Contact Willie of Kunkura. You can do that on their website www.pelserbowhunting.com


----------



## Drenalinjunkie8

Hoyt1021 said:


> who owns the best bowhunting outfit in south africa? money is no problem just looking for the best



When it comes to the big five very few can beat Fritz Rabe. A true gentleman yet a real bushman when it comes to the veld. I trust him and that is why he's my PH for my upcoming Cape Buffalo hunt. Leaving this Wed.


----------



## Tax Lawyer

PM JedK......


----------



## Bayfield

Hoyt1021

The South African Bowhunting Outfitter I would give my highest recommendations is Dries Visser Safaris. In about a week and a half I am going down there for the fifth time. I really doubt if you can find anyone better.


----------



## GrootWildJagter

Drenalinjunkie8 said:


> When it comes to the big five very few can beat Fritz Rabe. A true gentleman yet a real bushman when it comes to the veld. I trust him and that is why he's my PH for my upcoming Cape Buffalo hunt. Leaving this Wed.



x 2


----------



## WEAVER

Hoyt1021,
My favorite bow outfitter is Limcroma Safaris
Hannes Els is the owner and a bow hunter himself.
I would post the web-site on here, but last time I got in a little trouble for posting hot links of outfitters.

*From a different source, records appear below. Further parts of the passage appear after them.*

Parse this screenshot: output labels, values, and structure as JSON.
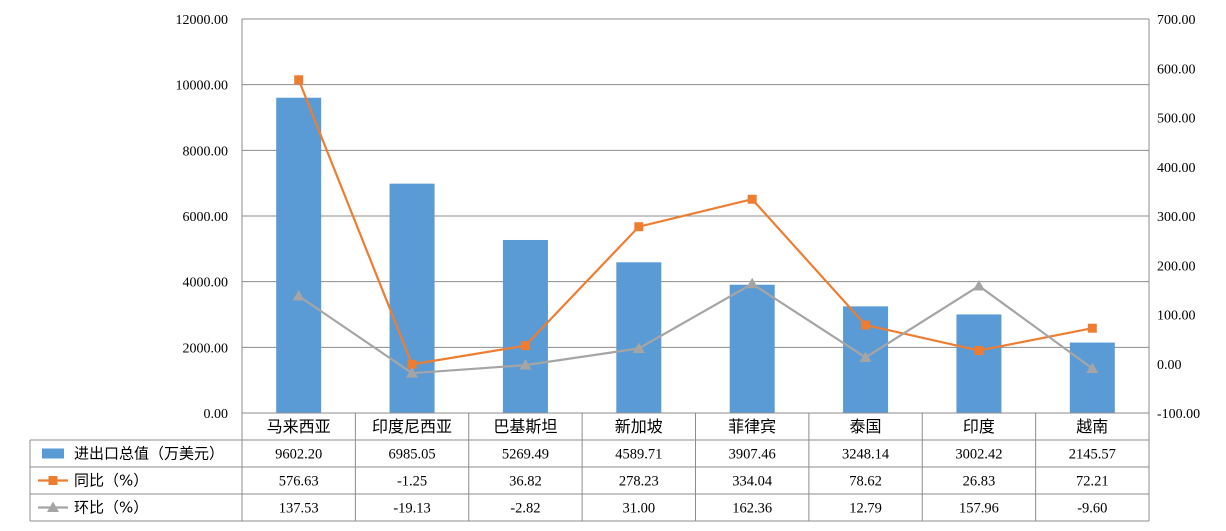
{
  "chart_data": {
    "type": "bar",
    "categories": [
      "马来西亚",
      "印度尼西亚",
      "巴基斯坦",
      "新加坡",
      "菲律宾",
      "泰国",
      "印度",
      "越南"
    ],
    "series": [
      {
        "name": "进出口总值（万美元）",
        "kind": "bar",
        "axis": "left",
        "color": "#5b9bd5",
        "values": [
          9602.2,
          6985.05,
          5269.49,
          4589.71,
          3907.46,
          3248.14,
          3002.42,
          2145.57
        ],
        "labels": [
          "9602.20",
          "6985.05",
          "5269.49",
          "4589.71",
          "3907.46",
          "3248.14",
          "3002.42",
          "2145.57"
        ]
      },
      {
        "name": "同比（%）",
        "kind": "line",
        "marker": "square",
        "axis": "right",
        "color": "#ed7d31",
        "values": [
          576.63,
          -1.25,
          36.82,
          278.23,
          334.04,
          78.62,
          26.83,
          72.21
        ],
        "labels": [
          "576.63",
          "-1.25",
          "36.82",
          "278.23",
          "334.04",
          "78.62",
          "26.83",
          "72.21"
        ]
      },
      {
        "name": "环比（%）",
        "kind": "line",
        "marker": "triangle",
        "axis": "right",
        "color": "#a5a5a5",
        "values": [
          137.53,
          -19.13,
          -2.82,
          31.0,
          162.36,
          12.79,
          157.96,
          -9.6
        ],
        "labels": [
          "137.53",
          "-19.13",
          "-2.82",
          "31.00",
          "162.36",
          "12.79",
          "157.96",
          "-9.60"
        ]
      }
    ],
    "ylim_left": [
      0,
      12000
    ],
    "ylim_right": [
      -100,
      700
    ],
    "left_ticks": [
      "0.00",
      "2000.00",
      "4000.00",
      "6000.00",
      "8000.00",
      "10000.00",
      "12000.00"
    ],
    "right_ticks": [
      "-100.00",
      "0.00",
      "100.00",
      "200.00",
      "300.00",
      "400.00",
      "500.00",
      "600.00",
      "700.00"
    ],
    "grid": true,
    "legend": "data-table"
  }
}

You can google it.
Dad and I have been 3 times. He has bow hunting only areas. He is awesome. 

Take care,
Ty


----------



## jamesaf2870

*outfitter*

Steyn & Caracal Safaris they are great guys Charl is a nice guy and knows his stuff check them out at http://www.scssafaris.com/index.htm good luck


----------



## mudslinger2

If you are looking for a BOWHUNTING ONLY outfit then I would highly recommend African Arrow Safaris, www.africanarrowsafaris.com. All Harry does is for bowhunters and strictly bowhunters. His is not a huge operation like some of the others, but he has a 14,000 and 15,000 acre concession owned by his family plus others. His PH's are bowhunters and he only takes 4 hunters per 10 day hunt and about 20 to 25 hunters per year. You will shoot only trophy animals with a 50" minimum on Kudu. In 10 days last Sept we shot 17 animals between the 2 of us. If you need any further backing, then contact "Crackers" and ask his opinion, he hunted with Harry last year to.


----------



## ASG

Hi Hoyt1020

Sent you a PM


----------



## rjc

I have hunted with Dries Visser Safaris 3 times and will say that everything they do is exceptional


----------